Se las llevó. De poco le sirvió alegar que había sido seminarista: «Hoy todos los curas son rojos», le espetaron. Le aplicaron la dolorosa tortura de ´la cigüeña´, con las muñecas esposadas a la altura de las rodillas. En aquella postura le hicieron recorrer todo el despacho, de pared a pared, lo que incrementaba su dolor. Comenta en el libro que para darse ánimos cantaba para sus adentros ´La Internacional´ y pensaba en Dolores Ibarruri.

Aunque «tenía una pésima opinión de los militantes y dirigentes del PCE», admiraba a La Pasionaria, hasta el punto de que en todos los despachos que ha tenido como responsable institucional colgaba un póster de esa mujer, «símbolo de la lucha contra el sistema».

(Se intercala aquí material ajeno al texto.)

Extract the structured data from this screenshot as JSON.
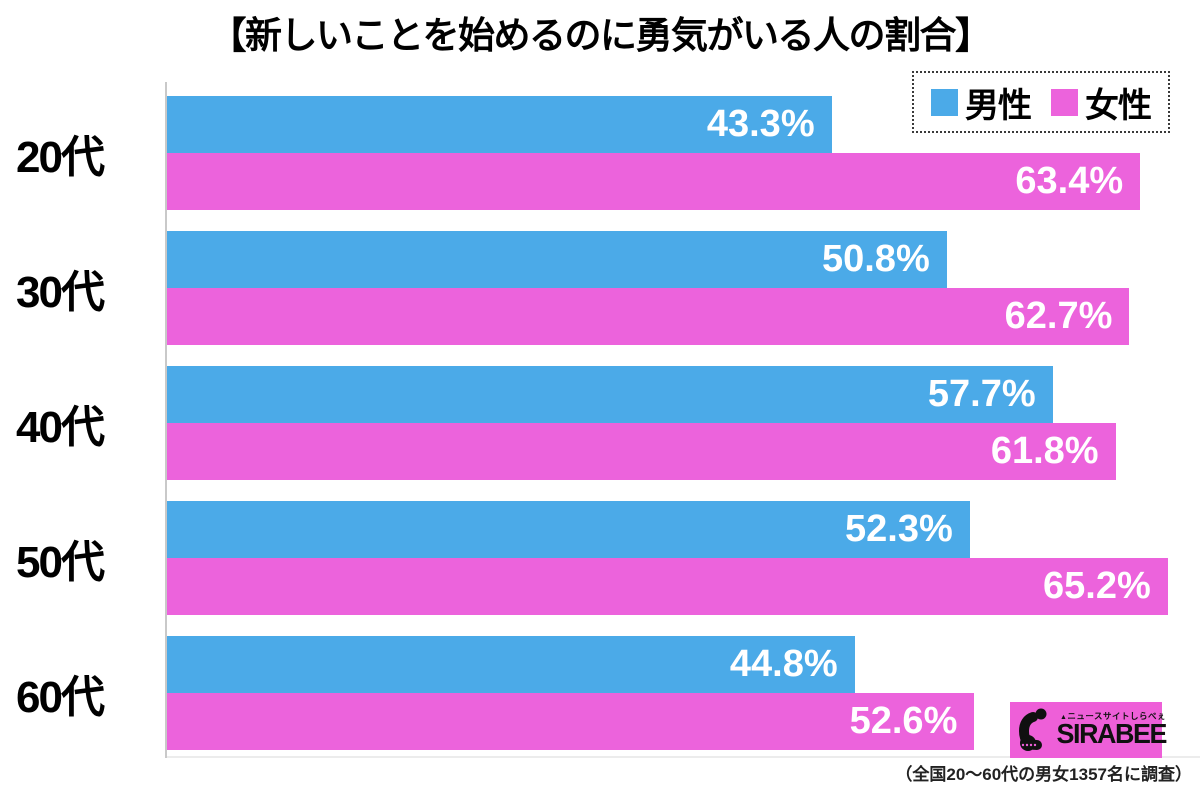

La siguiente tortura fue aún peor: colocado frente a una pared, lo más inclinado posible y sujetándose con los dedos índices de cada mano. Un policía se encargaba de darle una patada en la barriga cada vez que retiraba un dedo. Las molestias en los índices no remitieron hasta meses después.

Y finalmente llegó un policía al que los estudiantes descubrieron en la facultad de Farmacia, lo que le obligó a salir de allí «por patas». En la Jefatura lo pagó con Rosselló: «Me pegó una patada en los cojones con toda su fuerza. Era la primera y hasta ahora la única que me han pegado y puedo asegurar que hace mucho daño», afirma.

• En la universidad obrera. En Carabanchel, prisión a la que llegó antes de recalar en Jaén, descubrió la denominada universidad obrera: «Allí se tenía más sensación de libertad que en la calle», recuerda. En su galería, la tercera, no le faltaron libros prohibidos por el régimen ni tuvo problemas para participar en asambleas del PCE. En Madrid descubrió que contra Franco no solo luchaban los jóvenes: había también hombres que tenían la edad de su padre, que justo falleció cuando él estaba en chirona.